When conservatives accused President Obama of ruining Flag Day, March Madness and pretty much every other annual tradition Americans hold dear (and even some they don't), we laughed it off as reactionary, vaguely paranoid criticism. But there's nothing funny about what's being happening to the White House's trees since Obama took office in 2009. We don't want to say there's a secret plot to destroy the tress, or that Obama is behind it, or that he has the tacit support of the elm-hating Washington press corps. That would be irresponsible. What's not irresponsible is citing the four instances of unexplained landscaping mayhem that we know about since 2009.
- The arboreal carnage started in June 2009, less than six months after Obama took office, when "a nearly 70-year-old" European linden on the White House North Lawn was "snapped off near its base, apparently knocked over by wind" during a summer storm. ABC's Jake Tapper and Karen Travers reported at the time that the tree "was not planted by a president to mark a special occasion or individual, so it does not have the distinction of being a commemorative tree," which meant the National Parks Service would "likely grind it up into mulch to be used on the White House grounds."

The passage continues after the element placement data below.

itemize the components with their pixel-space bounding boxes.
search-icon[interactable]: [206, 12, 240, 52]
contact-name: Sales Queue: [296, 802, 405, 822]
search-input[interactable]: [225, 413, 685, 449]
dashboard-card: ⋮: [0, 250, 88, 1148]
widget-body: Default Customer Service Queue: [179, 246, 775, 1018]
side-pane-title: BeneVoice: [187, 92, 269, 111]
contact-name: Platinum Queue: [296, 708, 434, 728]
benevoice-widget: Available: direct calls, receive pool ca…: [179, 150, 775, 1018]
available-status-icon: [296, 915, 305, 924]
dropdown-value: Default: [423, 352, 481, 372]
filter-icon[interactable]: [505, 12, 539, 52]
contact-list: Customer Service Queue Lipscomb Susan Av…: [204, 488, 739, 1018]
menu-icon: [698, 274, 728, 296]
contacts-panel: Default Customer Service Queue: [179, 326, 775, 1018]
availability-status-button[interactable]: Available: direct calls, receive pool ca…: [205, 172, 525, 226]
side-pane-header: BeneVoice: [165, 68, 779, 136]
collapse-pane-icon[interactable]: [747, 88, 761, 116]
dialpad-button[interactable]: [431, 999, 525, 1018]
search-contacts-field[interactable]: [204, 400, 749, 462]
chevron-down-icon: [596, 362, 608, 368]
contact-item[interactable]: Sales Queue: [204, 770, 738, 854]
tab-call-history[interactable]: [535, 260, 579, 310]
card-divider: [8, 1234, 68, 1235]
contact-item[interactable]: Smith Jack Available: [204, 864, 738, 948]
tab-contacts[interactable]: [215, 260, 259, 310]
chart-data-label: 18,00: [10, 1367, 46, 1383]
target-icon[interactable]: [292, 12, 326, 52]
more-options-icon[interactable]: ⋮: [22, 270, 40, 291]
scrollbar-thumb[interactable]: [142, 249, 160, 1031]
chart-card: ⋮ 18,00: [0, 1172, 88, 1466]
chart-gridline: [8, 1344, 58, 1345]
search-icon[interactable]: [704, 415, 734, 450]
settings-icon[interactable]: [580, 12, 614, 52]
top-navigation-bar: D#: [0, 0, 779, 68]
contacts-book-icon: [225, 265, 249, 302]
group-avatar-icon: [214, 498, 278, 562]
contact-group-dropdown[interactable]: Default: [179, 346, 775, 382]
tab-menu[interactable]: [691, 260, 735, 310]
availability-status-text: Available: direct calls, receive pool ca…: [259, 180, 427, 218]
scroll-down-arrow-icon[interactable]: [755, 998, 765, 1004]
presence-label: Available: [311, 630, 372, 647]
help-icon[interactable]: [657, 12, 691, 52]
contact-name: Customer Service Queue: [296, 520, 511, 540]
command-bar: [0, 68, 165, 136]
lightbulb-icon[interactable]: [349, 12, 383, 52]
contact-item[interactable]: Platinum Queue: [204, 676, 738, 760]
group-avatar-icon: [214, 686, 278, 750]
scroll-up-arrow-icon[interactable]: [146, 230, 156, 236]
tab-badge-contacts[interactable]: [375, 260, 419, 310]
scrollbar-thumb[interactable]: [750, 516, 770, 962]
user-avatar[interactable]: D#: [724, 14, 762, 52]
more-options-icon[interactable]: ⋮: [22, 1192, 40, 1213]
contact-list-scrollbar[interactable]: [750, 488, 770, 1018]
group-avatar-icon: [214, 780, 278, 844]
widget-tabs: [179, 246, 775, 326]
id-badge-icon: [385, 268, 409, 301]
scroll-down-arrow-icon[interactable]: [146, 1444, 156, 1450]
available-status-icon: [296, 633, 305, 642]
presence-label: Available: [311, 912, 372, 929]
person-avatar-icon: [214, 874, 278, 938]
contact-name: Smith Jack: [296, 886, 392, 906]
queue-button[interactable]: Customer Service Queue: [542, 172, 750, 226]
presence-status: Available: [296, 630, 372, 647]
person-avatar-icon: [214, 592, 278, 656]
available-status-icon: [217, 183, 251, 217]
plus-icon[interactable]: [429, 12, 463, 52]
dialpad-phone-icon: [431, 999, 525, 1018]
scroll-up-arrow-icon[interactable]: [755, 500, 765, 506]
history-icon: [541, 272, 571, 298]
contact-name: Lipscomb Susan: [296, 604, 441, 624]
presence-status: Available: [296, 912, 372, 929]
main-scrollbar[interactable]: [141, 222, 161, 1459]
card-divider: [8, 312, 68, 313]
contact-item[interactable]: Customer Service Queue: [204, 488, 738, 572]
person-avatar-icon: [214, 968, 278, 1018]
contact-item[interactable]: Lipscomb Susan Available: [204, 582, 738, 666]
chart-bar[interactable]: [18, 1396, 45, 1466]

- High winds were also blamed when the National Christmas Tree fell in February, ending 31 years of uninterrupted service on the Ellipse in President's Park. The New York Times only added to the intrigue with cryptic-in-retrospect revelations that the the Colorado blue spruce had "no known health problems" prior to falling. And a Park Service spokesman said that "the agency identified a successor [to the tree] two years ago but was not ready to reveal that tree’s location."
- Over the past week, the arboreal warfare has entered a new, more-advanced stage. That much was clear when we saw the July Fourth pool report written by Isaac Wolf of Scripps Howard about a "WH walkway north of briefing room" being "cordoned off, on concern a tree may fall." As usual, storms in the area offered a plausible cover, but the menace was there, especially when an officer from the National Parks Service (them again!) told Wolf, "If this tree falls on you, you'll make the news." When you know about the last three years of mulchings and secret spruce succession plans, it's hard not to treat those words as a threat.
- Based on this photo Tapper just tweeted, those words also can be read as a warning. Whatever these guys are up to, they now have the confidence to take down "ailing elms" in broad daylight on slow news days.